RAMALLAH: Israeli soldiers shot at three Palestinians who were throwing rocks at cars in the occupied West Bank on Sunday and killed one of them, the Israeli military said.
The Palestinian Red Crescent said one person had been killed and one wounded in the incident. There was no immediate comment from Palestinian officials. The Israeli military said that apart from the fatality, one other person was “neutralized” and one arrested.
A day earlier, Israeli soldiers killed a Palestinian teenager who was driving a car toward them as well as a bystander at a checkpoint in the West Bank city of Hebron.
The military initially said two “terrorists” were killed after soldiers opened fire at a car accelerating toward them, before later clarifying that only one was involved.
An Israeli security official, speaking on condition of anonymity, said a 17-year-old was driving the car and that a 55-year-old bystander was the second person killed.
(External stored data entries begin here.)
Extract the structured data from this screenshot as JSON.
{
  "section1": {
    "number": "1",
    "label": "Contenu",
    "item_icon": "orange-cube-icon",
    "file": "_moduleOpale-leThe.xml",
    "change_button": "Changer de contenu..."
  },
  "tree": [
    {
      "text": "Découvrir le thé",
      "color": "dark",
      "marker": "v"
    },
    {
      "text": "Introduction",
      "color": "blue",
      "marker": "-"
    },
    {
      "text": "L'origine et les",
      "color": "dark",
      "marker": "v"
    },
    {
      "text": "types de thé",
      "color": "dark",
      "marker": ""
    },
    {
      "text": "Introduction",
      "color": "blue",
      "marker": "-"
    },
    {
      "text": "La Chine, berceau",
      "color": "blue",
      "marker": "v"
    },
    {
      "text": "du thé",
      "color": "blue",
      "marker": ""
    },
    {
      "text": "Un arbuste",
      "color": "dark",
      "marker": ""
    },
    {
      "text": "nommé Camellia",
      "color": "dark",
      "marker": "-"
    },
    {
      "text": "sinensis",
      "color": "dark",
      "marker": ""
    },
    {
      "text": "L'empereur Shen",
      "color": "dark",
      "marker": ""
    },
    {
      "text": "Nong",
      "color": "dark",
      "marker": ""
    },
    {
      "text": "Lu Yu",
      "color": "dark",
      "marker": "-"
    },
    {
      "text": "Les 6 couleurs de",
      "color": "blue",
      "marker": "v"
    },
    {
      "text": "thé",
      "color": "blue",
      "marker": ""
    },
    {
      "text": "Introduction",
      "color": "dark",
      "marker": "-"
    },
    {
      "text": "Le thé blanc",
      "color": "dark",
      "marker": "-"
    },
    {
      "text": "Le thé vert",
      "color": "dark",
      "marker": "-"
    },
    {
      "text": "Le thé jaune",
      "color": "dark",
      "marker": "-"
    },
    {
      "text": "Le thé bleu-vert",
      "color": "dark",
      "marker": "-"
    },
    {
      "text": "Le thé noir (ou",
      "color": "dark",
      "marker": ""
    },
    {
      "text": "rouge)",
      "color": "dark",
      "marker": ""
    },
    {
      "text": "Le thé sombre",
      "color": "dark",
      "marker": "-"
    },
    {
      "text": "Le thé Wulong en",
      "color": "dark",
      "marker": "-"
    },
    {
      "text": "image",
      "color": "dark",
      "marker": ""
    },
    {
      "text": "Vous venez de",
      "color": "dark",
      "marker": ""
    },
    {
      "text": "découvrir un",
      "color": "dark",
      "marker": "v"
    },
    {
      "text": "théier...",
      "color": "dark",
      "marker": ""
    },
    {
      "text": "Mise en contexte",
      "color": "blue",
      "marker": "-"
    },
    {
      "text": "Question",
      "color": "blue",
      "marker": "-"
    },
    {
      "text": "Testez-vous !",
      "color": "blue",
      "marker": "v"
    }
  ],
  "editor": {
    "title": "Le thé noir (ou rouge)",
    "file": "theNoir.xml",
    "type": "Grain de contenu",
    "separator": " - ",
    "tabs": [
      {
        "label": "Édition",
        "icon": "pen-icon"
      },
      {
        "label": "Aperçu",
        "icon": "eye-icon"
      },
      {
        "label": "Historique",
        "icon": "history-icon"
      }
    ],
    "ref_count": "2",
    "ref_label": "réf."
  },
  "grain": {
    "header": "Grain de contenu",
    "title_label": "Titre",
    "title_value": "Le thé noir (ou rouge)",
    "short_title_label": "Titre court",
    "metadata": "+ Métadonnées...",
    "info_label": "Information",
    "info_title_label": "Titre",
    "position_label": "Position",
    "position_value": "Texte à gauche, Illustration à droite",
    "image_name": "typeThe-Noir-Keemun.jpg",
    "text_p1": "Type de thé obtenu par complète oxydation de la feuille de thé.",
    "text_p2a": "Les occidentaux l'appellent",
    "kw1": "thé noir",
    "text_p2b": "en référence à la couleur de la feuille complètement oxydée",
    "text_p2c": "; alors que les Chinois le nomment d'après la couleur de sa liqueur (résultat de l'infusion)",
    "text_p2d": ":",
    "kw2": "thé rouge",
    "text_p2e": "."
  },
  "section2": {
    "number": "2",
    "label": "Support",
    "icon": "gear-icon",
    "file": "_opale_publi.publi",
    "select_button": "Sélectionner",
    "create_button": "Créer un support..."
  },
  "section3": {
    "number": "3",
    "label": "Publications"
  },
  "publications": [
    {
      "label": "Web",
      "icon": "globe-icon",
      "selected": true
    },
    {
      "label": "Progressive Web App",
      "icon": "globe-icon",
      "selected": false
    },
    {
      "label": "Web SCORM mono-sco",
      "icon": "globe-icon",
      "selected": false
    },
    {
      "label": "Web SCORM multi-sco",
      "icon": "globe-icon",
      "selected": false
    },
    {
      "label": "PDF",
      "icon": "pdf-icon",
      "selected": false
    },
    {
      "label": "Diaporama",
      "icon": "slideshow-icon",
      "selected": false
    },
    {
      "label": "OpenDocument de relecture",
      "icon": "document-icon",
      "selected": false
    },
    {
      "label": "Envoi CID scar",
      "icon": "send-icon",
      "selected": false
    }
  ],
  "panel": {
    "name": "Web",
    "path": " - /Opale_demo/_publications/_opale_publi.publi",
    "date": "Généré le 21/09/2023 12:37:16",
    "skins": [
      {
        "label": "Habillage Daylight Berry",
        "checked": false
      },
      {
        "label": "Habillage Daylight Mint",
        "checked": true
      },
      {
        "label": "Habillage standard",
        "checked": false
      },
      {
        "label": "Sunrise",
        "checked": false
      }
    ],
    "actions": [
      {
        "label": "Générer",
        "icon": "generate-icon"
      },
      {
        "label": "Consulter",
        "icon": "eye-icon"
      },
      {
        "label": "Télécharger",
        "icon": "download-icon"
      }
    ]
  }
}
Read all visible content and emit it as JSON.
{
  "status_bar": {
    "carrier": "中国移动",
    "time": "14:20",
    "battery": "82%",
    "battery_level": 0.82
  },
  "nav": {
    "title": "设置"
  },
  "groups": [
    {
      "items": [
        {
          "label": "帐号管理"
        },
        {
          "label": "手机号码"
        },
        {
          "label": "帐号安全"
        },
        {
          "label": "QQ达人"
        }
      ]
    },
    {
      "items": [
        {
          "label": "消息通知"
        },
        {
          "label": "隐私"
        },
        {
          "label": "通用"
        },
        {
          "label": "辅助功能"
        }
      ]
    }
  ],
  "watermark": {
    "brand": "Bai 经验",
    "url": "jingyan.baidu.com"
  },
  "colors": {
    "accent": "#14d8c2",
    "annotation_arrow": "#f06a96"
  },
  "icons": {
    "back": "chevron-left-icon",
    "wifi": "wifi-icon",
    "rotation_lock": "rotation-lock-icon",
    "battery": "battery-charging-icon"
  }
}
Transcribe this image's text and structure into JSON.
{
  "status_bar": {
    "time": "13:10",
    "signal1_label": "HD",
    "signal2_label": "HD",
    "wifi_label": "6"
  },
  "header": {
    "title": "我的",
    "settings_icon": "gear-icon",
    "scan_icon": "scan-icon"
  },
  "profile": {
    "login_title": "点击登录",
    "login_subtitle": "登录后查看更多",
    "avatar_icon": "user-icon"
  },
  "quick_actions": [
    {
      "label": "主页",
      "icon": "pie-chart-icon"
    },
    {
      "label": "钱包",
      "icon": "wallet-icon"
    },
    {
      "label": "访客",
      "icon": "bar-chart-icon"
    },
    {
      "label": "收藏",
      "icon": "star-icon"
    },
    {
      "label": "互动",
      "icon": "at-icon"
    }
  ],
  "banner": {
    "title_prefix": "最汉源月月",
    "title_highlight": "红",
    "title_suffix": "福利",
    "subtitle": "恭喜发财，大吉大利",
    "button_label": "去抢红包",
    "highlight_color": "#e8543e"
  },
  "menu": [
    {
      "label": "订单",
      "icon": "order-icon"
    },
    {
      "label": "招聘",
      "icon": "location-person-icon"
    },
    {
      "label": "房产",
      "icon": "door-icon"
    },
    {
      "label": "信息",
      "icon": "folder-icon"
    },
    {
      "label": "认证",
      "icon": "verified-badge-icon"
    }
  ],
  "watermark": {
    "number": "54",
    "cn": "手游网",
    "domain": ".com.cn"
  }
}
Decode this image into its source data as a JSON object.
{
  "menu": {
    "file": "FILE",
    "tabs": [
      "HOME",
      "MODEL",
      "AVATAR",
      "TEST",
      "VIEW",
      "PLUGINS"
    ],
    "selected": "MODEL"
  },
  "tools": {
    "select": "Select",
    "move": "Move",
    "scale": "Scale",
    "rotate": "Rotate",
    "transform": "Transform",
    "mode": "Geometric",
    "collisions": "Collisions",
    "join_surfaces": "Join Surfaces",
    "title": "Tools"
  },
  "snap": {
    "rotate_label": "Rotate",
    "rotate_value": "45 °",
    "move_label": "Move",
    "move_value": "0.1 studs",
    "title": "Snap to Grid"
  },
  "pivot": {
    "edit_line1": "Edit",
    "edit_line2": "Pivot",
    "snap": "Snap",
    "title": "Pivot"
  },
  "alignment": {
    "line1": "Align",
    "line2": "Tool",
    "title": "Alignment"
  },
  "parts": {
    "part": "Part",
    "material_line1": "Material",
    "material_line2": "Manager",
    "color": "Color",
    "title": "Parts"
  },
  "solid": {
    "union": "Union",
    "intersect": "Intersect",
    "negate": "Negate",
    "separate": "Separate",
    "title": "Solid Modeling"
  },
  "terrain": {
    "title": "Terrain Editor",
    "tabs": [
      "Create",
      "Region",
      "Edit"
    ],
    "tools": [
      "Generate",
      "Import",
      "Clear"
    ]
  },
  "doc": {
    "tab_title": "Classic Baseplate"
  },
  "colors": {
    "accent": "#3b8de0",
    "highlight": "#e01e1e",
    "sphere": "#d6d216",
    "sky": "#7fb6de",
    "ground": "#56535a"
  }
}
Palestinian state news agency WAFA reported that 55-year-old Ziad Naim Abu Dawood, a municipal street cleaner, was killed while working. It said another Palestinian was killed but did not report the circumstances that led the soldiers to open fire.
The Palestinian health ministry identified the teen as 17-year-old Ahmed Khalil Al-Rajabi.
The military did not report any injuries to the soldiers.
Violence has surged this year in the Israeli-occupied West Bank. Israeli settler attacks on Palestinians have risen sharply, while the military has tightened movement restrictions and carried out sweeping raids in several cities.
Since January, 51 Palestinian minors, aged under 18, have been killed in the West Bank by Israeli forces, according to the Palestinian health ministry.
Palestinians have also carried out attacks on Israeli soldiers and civilians, some of them deadly.